What Are Walls?
Walls are meant to separate things: rooms, property, cities, countries. Walls divide. They’re usually meant to protect whatever’s inside of them from whatever’s outside of them.
Think about the Great Wall of China or the Berlin Wall. Huge monuments to keep people in and to keep people out. But do you realize we can build these same types of structures in our heart?
Oh, they may not be built with physical bricks and mortar, but they’re constructed by hurts and wounds that occur throughout our life. This starts from a very early age. For example, when we were five someone may have said our ears were too big. Clunk! — there’s a “brick” put into a foundation.

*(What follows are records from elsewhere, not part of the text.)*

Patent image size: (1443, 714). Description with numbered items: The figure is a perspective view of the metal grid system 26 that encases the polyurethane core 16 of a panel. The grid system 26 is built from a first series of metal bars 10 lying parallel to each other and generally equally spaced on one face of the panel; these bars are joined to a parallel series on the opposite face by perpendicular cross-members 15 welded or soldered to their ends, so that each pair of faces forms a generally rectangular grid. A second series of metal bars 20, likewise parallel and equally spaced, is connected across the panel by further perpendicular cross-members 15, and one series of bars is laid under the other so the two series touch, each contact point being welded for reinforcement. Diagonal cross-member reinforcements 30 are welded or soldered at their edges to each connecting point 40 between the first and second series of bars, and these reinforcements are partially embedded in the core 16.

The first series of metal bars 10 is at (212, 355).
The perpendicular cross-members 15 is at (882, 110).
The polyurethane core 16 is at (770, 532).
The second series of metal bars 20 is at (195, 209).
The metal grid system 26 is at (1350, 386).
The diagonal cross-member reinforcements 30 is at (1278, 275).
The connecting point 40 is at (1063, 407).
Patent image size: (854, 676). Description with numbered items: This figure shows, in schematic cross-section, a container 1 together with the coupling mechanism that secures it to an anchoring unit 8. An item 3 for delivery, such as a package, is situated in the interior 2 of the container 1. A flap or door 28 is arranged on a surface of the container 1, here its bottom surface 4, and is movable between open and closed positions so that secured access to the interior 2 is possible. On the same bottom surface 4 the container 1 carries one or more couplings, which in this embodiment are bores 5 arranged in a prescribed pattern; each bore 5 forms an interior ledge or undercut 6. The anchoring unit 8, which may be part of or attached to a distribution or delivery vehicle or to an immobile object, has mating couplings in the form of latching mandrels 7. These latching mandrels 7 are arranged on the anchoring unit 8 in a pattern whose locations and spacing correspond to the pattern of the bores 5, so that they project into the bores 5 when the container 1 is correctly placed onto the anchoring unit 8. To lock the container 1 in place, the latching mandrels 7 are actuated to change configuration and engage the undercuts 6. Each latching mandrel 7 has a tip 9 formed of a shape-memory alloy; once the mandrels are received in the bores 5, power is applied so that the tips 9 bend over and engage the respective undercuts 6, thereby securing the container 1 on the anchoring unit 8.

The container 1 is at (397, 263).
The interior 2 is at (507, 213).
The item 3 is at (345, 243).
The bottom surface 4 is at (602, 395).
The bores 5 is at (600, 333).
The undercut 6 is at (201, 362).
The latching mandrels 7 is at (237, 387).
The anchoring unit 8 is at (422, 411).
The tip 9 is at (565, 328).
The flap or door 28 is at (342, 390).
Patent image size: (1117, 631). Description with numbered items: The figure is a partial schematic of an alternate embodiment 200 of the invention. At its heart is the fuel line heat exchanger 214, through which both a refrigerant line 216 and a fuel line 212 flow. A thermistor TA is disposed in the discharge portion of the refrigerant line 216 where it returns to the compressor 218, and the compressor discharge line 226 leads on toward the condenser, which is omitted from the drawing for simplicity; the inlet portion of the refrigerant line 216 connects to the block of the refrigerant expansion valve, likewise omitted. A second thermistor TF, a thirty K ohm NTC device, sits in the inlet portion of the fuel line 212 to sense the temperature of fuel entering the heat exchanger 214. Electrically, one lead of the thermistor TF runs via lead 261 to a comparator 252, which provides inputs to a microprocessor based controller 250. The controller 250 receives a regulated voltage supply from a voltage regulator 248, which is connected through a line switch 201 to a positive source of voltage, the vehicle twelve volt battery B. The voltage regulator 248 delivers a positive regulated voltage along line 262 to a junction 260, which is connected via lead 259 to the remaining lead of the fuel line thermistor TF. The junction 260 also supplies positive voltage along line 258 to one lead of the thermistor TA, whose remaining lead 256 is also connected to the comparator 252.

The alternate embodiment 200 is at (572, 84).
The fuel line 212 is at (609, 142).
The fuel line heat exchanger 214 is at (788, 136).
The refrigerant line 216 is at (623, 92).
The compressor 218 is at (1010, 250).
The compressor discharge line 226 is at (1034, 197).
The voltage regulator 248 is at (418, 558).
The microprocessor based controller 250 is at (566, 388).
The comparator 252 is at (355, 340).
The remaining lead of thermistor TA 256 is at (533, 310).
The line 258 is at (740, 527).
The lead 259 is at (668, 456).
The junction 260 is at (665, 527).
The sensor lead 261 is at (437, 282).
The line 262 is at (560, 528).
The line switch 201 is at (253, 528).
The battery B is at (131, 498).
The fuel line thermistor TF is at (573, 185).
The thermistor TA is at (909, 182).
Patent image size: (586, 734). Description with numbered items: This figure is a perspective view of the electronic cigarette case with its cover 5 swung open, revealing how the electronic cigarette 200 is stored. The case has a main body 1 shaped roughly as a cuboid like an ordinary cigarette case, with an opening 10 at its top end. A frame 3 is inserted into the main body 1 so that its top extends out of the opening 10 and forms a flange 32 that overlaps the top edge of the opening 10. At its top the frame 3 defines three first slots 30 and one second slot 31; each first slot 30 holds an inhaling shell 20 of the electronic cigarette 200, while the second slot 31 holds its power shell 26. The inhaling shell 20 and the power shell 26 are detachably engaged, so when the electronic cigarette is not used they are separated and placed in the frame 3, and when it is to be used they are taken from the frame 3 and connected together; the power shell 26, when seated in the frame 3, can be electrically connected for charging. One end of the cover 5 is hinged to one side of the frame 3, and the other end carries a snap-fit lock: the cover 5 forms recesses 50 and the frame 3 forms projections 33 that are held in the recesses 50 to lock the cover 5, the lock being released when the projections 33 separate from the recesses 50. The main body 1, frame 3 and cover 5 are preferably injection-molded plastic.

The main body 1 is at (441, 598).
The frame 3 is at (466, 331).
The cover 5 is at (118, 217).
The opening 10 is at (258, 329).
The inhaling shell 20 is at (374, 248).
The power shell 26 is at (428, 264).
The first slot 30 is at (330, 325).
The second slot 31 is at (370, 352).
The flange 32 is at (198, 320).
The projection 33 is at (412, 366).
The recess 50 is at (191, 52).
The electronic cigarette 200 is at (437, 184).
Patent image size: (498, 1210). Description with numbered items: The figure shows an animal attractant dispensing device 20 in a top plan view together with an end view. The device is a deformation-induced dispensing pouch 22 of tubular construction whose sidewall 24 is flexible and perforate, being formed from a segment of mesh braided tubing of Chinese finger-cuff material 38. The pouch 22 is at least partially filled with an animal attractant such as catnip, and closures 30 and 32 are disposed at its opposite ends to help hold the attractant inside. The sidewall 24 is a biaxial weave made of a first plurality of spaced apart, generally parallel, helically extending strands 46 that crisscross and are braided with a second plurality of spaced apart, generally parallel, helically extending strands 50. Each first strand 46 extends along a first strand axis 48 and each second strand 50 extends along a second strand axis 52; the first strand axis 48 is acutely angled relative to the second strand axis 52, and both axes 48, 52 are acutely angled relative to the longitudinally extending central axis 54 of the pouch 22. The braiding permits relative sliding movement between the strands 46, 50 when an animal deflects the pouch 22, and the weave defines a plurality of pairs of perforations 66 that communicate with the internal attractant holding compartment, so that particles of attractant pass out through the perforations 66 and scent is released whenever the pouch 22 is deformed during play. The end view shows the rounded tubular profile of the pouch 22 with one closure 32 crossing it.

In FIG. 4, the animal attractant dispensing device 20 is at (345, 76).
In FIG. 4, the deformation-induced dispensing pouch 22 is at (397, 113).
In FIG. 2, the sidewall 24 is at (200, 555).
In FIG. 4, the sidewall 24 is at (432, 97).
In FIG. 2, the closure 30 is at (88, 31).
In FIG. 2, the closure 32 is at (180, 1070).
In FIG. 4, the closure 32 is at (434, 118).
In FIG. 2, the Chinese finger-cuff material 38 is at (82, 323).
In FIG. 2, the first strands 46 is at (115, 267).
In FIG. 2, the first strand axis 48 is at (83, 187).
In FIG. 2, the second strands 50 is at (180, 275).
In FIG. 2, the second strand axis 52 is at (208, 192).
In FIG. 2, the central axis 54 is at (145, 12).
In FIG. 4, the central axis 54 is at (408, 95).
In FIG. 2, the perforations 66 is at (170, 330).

Then later on a schoolmate calls us ugly and fat, or stupid and short. Clunk! — another brick is laid.
Throughout all of our life layers of bricks can be put up, even daily sometimes. And depending on our parents, they, too, could have had a part in building the walls in our hearts.
How Walls Are Built
Why does this happen? Because we want to — no, we have to — protect ourselves from the pain. It hurts too much to live with it, so our natural defense mechanisms become operational and we put up partitions in our hearts in order to keep the pain “outside.” Our hearts, left open, are vulnerable to attack so we surround them with a wall.
And what do some of these walls look like? They can take on a multitude of things — some even appearing righteous. Obvious walls are the silent treatment, violence or physical abuse (“if you say or do that again I will hit you”), and avoidance (working late, walking in the other direction). More subtle ones can be as simple as letting others do all the talking, not yourself, so you never get to really know our heart. It seems like we’re so sweet and such good listeners, but in reality we don’t want to have to share our own thoughts or feelings.
In the church I think serving is a big wall. Like, setting up chairs, helping to prepare for communion, working in the nursery, etc. If we’re too busy doing something, we don’t have time nor opportunity to open our hearts and share. It can be a place to hide (avoidance), yet it looks so pure and righteous. (BTW — in case you were wondering, this is one of my favorite tactics in keeping a wall up.)
Walls Cause Separation
But when we have walls up in our heart, we’re separated. And not just from others, but from God too. How many times in the Psalms did David express his hurt and pain? His heart stayed opened to God. In Ps. 51:10 he even asked God for a clean heart. David wanted nothing between him and God, a true heart-to-heart relationship. And this is what God wants with us.
Unfortunately we cannot be heart-to-heart with anyone if we have walls up, remember, walls separate. So how do we tear down these walls? Sometimes it’s as easy as simply making a choice to do so. Other times, if we’ve been deeply wounded, we may need prayer ministry or some counseling to help dismantle them. But it’s worth it. Do you remember what happened when the Berlin Wall came down? Freedom. The freedom to pass from one side to the other. And this is what occurs when our walls come down too — a freedom to know and be known by God and others for who we really are.
Is there a chance we may still be hurt once we put our walls down? Yes. And we may even build them up again really quick. But as we learn to know the Father’s love and His acceptance, it gets easier and easier to leave them down. We no longer need to protect our heart from pain because we’ve found healing in His love and can live open-hearted with one another and with God.